Who Wrote Macbeth? 3 Things Text Mining Can Tell Us About Authors

  1 m, 53 s

The-Three-Witches-From-MacbethText mining is a powerful tool that can tell us quite a lot not only about the words themselves, but about who wrote them. For instance:

Whether They’re Lying

Nowadays many customers rely on, or at least take into consideration, online reviews before making purchases or visiting restaurants and hotels. This has given rise to an entirely new shady business – fake review generation. Thousands of freelance writers earn money every day writing positive or negative reviews of goods and services they’ve never actually experienced. It gets even more troubling when you discover that most people have only a 50/50 chance of detecting a fake review. That’s why researchers have begun developing algorithms using text analytics and machine learning to detect deception. One such algorithm is able to tell if a hotel review is real or fake with 90% accuracy.

If They Have Alzheimer’s

Researchers at the University of Toronto applied text mining tools to the works of Agatha Christie in an effort to solve the mystery surrounding her later life. The prolific author was rumored to have become erratic and withdrawn in her old age, and there has been plenty of speculation that Christie suffered from Alzheimer’s or some other neurodegenerative disease in later life. While nothing can be proven conclusively, analysis of her writing shows a significant decrease in the complexity of her writing. Her vocabulary became smaller, and she became more repetitive and more likely to use vague words such as “thing” or “something” – changes that would be consistent with an author suffering from a neurodegenerative disease.

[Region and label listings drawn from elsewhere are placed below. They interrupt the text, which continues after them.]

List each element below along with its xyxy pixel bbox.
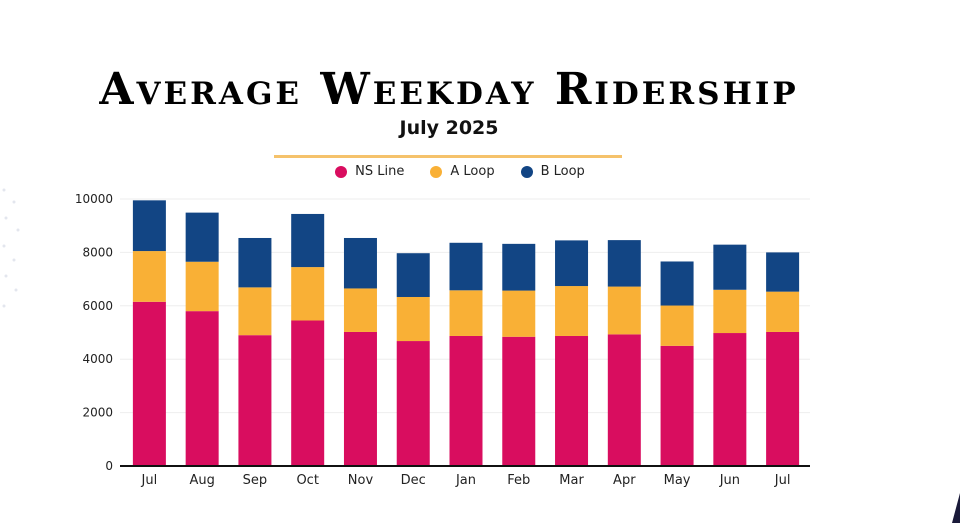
bar-a-loop (555, 286, 589, 336)
x-tick-label: May (664, 473, 691, 488)
bar-b-loop (238, 237, 272, 288)
bar-a-loop (502, 290, 536, 337)
decorative-dots (2, 188, 20, 308)
bar-b-loop (449, 242, 483, 291)
bar-a-loop (660, 305, 694, 346)
bar-ns-line (238, 335, 272, 466)
bar-a-loop (291, 267, 325, 321)
y-tick-label: 10000 (75, 192, 113, 206)
x-tick-label: Apr (613, 473, 636, 488)
bar-ns-line (449, 335, 483, 466)
legend-swatch-b-loop (520, 165, 533, 178)
bar-a-loop (343, 288, 377, 332)
legend-item-ns-line: NS Line (335, 164, 404, 179)
bar-b-loop (343, 237, 377, 289)
legend-swatch-ns-line (335, 165, 348, 178)
bar-ns-line (132, 301, 166, 466)
bar-b-loop (396, 253, 430, 297)
legend-label-b-loop: B Loop (540, 164, 585, 179)
bar-ns-line (607, 334, 641, 466)
bar-b-loop (766, 252, 800, 292)
bar-b-loop (132, 200, 166, 252)
legend-label-ns-line: NS Line (355, 164, 405, 179)
y-tick-label: 8000 (82, 245, 113, 259)
bar-ns-line (502, 336, 536, 466)
x-tick-label: Feb (507, 473, 530, 488)
x-tick-label: Oct (296, 473, 318, 488)
bar-a-loop (713, 289, 747, 334)
bar-ns-line (555, 335, 589, 466)
bar-a-loop (607, 286, 641, 335)
x-tick-label: Jul (141, 473, 158, 488)
bar-b-loop (607, 240, 641, 287)
bar-a-loop (238, 287, 272, 336)
bar-a-loop (449, 290, 483, 336)
chart-title: Average Weekday Ridership (99, 64, 799, 115)
x-tick-label: Dec (401, 473, 426, 488)
bar-b-loop (291, 213, 325, 268)
bar-ns-line (185, 311, 219, 466)
x-tick-label: Jan (455, 473, 476, 488)
bar-b-loop (660, 261, 694, 306)
legend-label-a-loop: A Loop (450, 164, 495, 179)
bar-a-loop (766, 291, 800, 332)
y-tick-label: 6000 (82, 299, 113, 313)
corner-accent (952, 493, 960, 523)
bar-b-loop (502, 243, 536, 291)
bar-ns-line (291, 320, 325, 466)
bar-ns-line (343, 331, 377, 466)
legend-swatch-a-loop (430, 165, 443, 178)
bar-ns-line (396, 341, 430, 466)
legend-item-b-loop: B Loop (520, 164, 585, 179)
x-tick-label: Jun (719, 473, 740, 488)
legend-item-a-loop: A Loop (430, 164, 495, 179)
y-tick-label: 2000 (82, 406, 113, 420)
y-tick-label: 4000 (82, 352, 113, 366)
x-tick-label: Aug (189, 473, 214, 488)
bar-a-loop (185, 261, 219, 312)
bar-b-loop (555, 240, 589, 287)
legend: NS Line A Loop B Loop (0, 164, 920, 179)
x-tick-label: Sep (243, 473, 268, 488)
bar-ns-line (660, 345, 694, 466)
bar-b-loop (713, 244, 747, 290)
chart-subtitle: July 2025 (399, 117, 499, 139)
x-tick-label: Nov (348, 473, 374, 488)
title-divider (274, 155, 622, 158)
bar-ns-line (766, 331, 800, 466)
x-tick-label: Jul (774, 473, 791, 488)
x-tick-label: Mar (559, 473, 584, 488)
bar-a-loop (132, 251, 166, 302)
bar-ns-line (713, 333, 747, 466)
y-tick-label: 0 (105, 459, 113, 473)
bar-a-loop (396, 296, 430, 342)
bar-b-loop (185, 212, 219, 262)
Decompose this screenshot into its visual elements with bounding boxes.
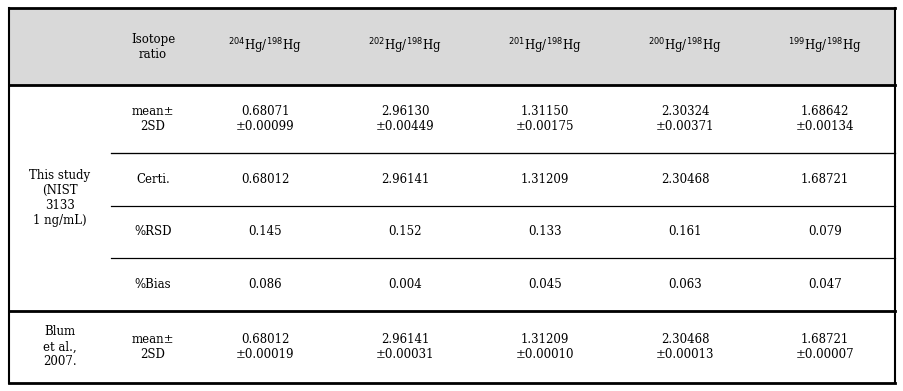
Text: 1.68721
±0.00007: 1.68721 ±0.00007	[795, 333, 853, 361]
Text: mean±
2SD: mean± 2SD	[132, 105, 174, 133]
Text: 2.96141: 2.96141	[380, 173, 429, 186]
Text: 0.152: 0.152	[388, 225, 422, 238]
Text: 0.047: 0.047	[807, 278, 841, 291]
Text: 2.30468
±0.00013: 2.30468 ±0.00013	[655, 333, 713, 361]
Text: 1.31209
±0.00010: 1.31209 ±0.00010	[516, 333, 573, 361]
Text: Certi.: Certi.	[136, 173, 170, 186]
Text: 1.31209: 1.31209	[520, 173, 569, 186]
Text: 2.96130
±0.00449: 2.96130 ±0.00449	[376, 105, 433, 133]
Text: This study
(NIST
3133
1 ng/mL): This study (NIST 3133 1 ng/mL)	[30, 169, 90, 227]
Text: 2.96141
±0.00031: 2.96141 ±0.00031	[376, 333, 433, 361]
Text: 0.68012
±0.00019: 0.68012 ±0.00019	[236, 333, 294, 361]
Text: 0.086: 0.086	[248, 278, 282, 291]
Text: %RSD: %RSD	[135, 225, 172, 238]
Text: $^{201}$Hg/$^{198}$Hg: $^{201}$Hg/$^{198}$Hg	[507, 37, 582, 56]
Text: %Bias: %Bias	[135, 278, 172, 291]
Text: $^{204}$Hg/$^{198}$Hg: $^{204}$Hg/$^{198}$Hg	[228, 37, 302, 56]
Text: 0.063: 0.063	[667, 278, 701, 291]
Text: 0.161: 0.161	[667, 225, 701, 238]
Text: 1.68721: 1.68721	[800, 173, 848, 186]
Text: 0.045: 0.045	[527, 278, 562, 291]
Text: Blum
et al.,
2007.: Blum et al., 2007.	[43, 325, 77, 368]
Text: 0.004: 0.004	[387, 278, 422, 291]
Text: 1.68642
±0.00134: 1.68642 ±0.00134	[795, 105, 853, 133]
Text: 0.079: 0.079	[807, 225, 841, 238]
Text: 2.30468: 2.30468	[660, 173, 709, 186]
Text: 0.68071
±0.00099: 0.68071 ±0.00099	[236, 105, 294, 133]
Text: 0.133: 0.133	[527, 225, 561, 238]
Text: Isotope
ratio: Isotope ratio	[131, 32, 175, 61]
Text: $^{199}$Hg/$^{198}$Hg: $^{199}$Hg/$^{198}$Hg	[787, 37, 861, 56]
Text: $^{200}$Hg/$^{198}$Hg: $^{200}$Hg/$^{198}$Hg	[647, 37, 721, 56]
Text: 2.30324
±0.00371: 2.30324 ±0.00371	[655, 105, 713, 133]
Text: 1.31150
±0.00175: 1.31150 ±0.00175	[516, 105, 573, 133]
Text: 0.68012: 0.68012	[240, 173, 289, 186]
Bar	[9, 8, 894, 85]
Text: 0.145: 0.145	[248, 225, 282, 238]
Text: mean±
2SD: mean± 2SD	[132, 333, 174, 361]
Text: $^{202}$Hg/$^{198}$Hg: $^{202}$Hg/$^{198}$Hg	[368, 37, 442, 56]
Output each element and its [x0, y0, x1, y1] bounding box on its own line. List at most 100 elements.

Who Wrote Macbeth (or at least, who didn’t)

Researchers attempted to solve the famous Shakespeare authorship debate using text analysis to comparatively analyze Shakespeare and his contemporaries, Sir Francis Bacon, Christopher Marlowe, and Edward de Vere, all of whom have been offered as alternative authors for Shakespeare’s work. By analyzing character usage, word length, and the percentage of unique words used, they were able to definitively rule out both Bacon and Marlowe as probable authors. The study seems to suggest Edward de Vere as the most likely candidate, but unfortunately, the corpus of his work is so small that accuracy cannot be guaranteed. Personally, I choose to believe in the one and only Billy Shakespeare.